La funzione Progetti è in fase di sviluppo da dicembre e ha iniziato ad apparire per utenti selezionati, sebbene al momento non sia funzionante. I primi avvistamenti della funzionalità sono stati fatti dagli utenti, incluso uno screenshot condiviso da @BartokGabi17 su X, che evidenziava l’opzione “Aggiungi al progetto” nell’interfaccia web di Gemini.
Quando gli utenti passano il mouse su chat specifiche, un pulsante a tre punti apre un menu che offre diverse opzioni: “Condividi conversazione”, “Appunta”, “Rinomina”, “Elimina” e il nuovo “Aggiungi al progetto”. Selezionando l’opzione “Aggiungi al progetto” viene visualizzato un popup per scegliere tra progetti esistenti, ma l’assenza di una funzionalità per creare nuovi progetti indica che la funzionalità è ancora incompleta.

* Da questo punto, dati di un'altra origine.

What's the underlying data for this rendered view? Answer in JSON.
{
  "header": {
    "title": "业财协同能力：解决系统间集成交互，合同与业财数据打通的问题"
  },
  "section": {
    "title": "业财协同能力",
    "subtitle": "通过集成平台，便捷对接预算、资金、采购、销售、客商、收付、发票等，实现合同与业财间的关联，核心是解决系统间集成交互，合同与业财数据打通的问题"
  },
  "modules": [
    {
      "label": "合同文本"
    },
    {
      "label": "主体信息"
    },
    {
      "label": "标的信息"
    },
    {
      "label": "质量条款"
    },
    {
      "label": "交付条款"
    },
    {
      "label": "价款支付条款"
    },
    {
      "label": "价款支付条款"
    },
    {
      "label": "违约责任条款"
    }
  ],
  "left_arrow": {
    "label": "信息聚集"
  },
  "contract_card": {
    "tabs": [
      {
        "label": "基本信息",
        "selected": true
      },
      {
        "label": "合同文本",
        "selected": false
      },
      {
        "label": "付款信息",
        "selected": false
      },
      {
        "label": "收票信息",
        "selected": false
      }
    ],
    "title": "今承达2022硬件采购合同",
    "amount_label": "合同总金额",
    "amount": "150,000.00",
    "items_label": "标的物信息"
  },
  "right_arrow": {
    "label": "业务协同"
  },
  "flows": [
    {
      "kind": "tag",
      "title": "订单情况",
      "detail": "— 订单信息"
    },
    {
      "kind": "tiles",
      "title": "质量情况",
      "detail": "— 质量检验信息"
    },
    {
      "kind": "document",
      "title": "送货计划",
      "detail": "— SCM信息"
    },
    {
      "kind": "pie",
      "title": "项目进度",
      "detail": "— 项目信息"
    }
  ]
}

Un altro account utente su X, TestingCatalog News, ha confermato la visibilità della funzionalità ma ha notato che potrebbe apparire inavvertitamente. Al momento non ci sono aggiornamenti ufficiali riguardo al lancio più ampio della funzionalità Progetti.
I riferimenti al codice del mese scorso suggeriscono che la funzione Progetti potrebbe eventualmente essere rinominata in “Notebook”, in linea con gli sviluppi in corso di Google nel suo progetto NotebookLM. Man mano che alcuni utenti ottengono l’accesso ai progetti, si prevede un’ulteriore espansione di questa funzionalità.